3.3 Other Languages and Scripts

Students may encounter Arabic, Sanskrit, Egyptian, Coptic, Latin, and other languages when writing about Thelema, religion, magic, philosophy, and historical sources. In most student papers, it is enough to use a clear romanized form of the word and to explain the term when it first appears. Original scripts should be used only when they help the argument or when the instructor or publication requires them.

Do not invent spellings for unfamiliar terms. Follow a reliable dictionary, lexicon, edition, or scholarly source, and use the chosen form consistently. Some terms appear in different forms because they have passed through several languages or because different fields use different transliteration systems. When a paper must discuss more than one form, make the distinction clear.

  • Right: The name Hadit is used in Liber AL vel Legis, while Horus of Behdet appears in Egyptological discussions of the Egyptian deity.
  • Wrong: The paper refers to Hadit, Hadith, and Haditu as though they were interchangeable forms of the same name.

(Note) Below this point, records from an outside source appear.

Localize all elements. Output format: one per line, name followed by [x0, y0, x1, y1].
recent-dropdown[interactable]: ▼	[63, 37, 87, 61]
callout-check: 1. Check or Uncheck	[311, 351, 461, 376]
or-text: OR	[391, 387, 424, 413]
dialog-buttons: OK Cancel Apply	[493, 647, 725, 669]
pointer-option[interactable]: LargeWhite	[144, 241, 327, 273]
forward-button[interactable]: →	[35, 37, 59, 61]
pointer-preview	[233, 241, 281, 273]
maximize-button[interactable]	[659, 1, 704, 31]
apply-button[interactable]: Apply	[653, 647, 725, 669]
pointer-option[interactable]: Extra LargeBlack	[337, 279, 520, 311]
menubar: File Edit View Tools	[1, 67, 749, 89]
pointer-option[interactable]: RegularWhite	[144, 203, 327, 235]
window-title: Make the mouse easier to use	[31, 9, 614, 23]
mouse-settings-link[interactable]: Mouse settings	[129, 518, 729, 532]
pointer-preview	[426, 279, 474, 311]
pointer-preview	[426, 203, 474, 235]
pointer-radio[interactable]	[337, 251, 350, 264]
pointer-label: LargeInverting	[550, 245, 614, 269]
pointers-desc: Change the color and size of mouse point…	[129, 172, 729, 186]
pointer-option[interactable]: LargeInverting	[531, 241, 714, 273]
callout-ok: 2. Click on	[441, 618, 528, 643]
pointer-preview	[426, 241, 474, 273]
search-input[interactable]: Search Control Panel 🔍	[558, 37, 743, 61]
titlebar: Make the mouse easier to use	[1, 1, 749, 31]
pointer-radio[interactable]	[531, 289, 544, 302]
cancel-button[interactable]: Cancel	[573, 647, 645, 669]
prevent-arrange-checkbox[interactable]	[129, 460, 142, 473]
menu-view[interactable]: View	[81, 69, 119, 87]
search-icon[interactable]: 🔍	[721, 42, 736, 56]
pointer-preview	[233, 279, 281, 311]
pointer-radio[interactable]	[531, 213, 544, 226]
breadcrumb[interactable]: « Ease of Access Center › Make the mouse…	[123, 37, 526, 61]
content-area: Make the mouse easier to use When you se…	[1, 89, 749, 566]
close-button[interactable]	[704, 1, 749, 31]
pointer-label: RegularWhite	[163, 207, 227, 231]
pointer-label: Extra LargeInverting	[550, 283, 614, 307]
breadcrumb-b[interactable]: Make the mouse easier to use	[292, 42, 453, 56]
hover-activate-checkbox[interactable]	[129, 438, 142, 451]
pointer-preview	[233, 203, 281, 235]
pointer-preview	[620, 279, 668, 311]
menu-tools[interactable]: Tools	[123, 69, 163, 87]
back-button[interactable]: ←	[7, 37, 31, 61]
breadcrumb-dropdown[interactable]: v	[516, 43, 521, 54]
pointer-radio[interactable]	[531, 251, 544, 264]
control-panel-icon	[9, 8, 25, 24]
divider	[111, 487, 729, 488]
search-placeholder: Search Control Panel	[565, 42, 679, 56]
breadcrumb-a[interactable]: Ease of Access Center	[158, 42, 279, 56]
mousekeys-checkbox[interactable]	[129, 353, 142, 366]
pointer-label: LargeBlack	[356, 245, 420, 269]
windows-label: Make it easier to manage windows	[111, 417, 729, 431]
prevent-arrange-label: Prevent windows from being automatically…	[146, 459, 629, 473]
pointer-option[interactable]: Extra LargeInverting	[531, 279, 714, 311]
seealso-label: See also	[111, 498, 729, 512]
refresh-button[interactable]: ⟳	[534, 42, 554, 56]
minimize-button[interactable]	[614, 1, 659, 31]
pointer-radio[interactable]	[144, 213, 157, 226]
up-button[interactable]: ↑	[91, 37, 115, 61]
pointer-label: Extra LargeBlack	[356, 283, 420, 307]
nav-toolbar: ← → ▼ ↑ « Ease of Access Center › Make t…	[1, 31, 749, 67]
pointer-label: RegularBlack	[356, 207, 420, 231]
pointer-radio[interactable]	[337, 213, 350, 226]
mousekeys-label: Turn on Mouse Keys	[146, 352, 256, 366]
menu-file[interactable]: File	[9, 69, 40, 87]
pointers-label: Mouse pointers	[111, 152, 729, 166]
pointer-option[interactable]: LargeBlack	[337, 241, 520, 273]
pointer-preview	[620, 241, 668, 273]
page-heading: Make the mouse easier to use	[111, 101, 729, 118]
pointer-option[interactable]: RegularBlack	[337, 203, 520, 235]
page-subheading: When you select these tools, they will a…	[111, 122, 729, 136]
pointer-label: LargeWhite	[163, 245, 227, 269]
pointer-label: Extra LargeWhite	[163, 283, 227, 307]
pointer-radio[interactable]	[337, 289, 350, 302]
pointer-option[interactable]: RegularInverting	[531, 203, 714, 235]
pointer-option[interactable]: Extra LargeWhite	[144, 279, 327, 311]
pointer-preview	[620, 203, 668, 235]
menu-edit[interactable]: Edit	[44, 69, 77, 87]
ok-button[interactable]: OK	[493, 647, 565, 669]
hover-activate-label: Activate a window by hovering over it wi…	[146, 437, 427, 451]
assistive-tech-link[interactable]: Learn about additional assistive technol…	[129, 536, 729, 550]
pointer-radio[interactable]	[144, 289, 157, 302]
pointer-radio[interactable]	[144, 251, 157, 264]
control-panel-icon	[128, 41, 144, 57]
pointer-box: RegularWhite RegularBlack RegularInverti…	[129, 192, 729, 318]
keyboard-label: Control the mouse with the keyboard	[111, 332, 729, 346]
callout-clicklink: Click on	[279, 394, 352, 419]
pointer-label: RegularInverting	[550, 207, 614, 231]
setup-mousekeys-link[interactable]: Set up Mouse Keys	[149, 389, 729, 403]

For Latin terms and phrases, use the spelling found in the source being discussed unless there is a clear reason to standardize it. Common Latin abbreviations such as e.g., i.e., and etc. do not need explanation, but less familiar Latin terms should be translated or briefly defined.

When non-Latin scripts are necessary, use Unicode fonts from the approved font family. This guide recommends the SIL font family for Greek, Hebrew, Coptic, Arabic, and other scripts when available. Use a font that displays the characters correctly and remains stable when the document is shared, exported, or converted to PDF.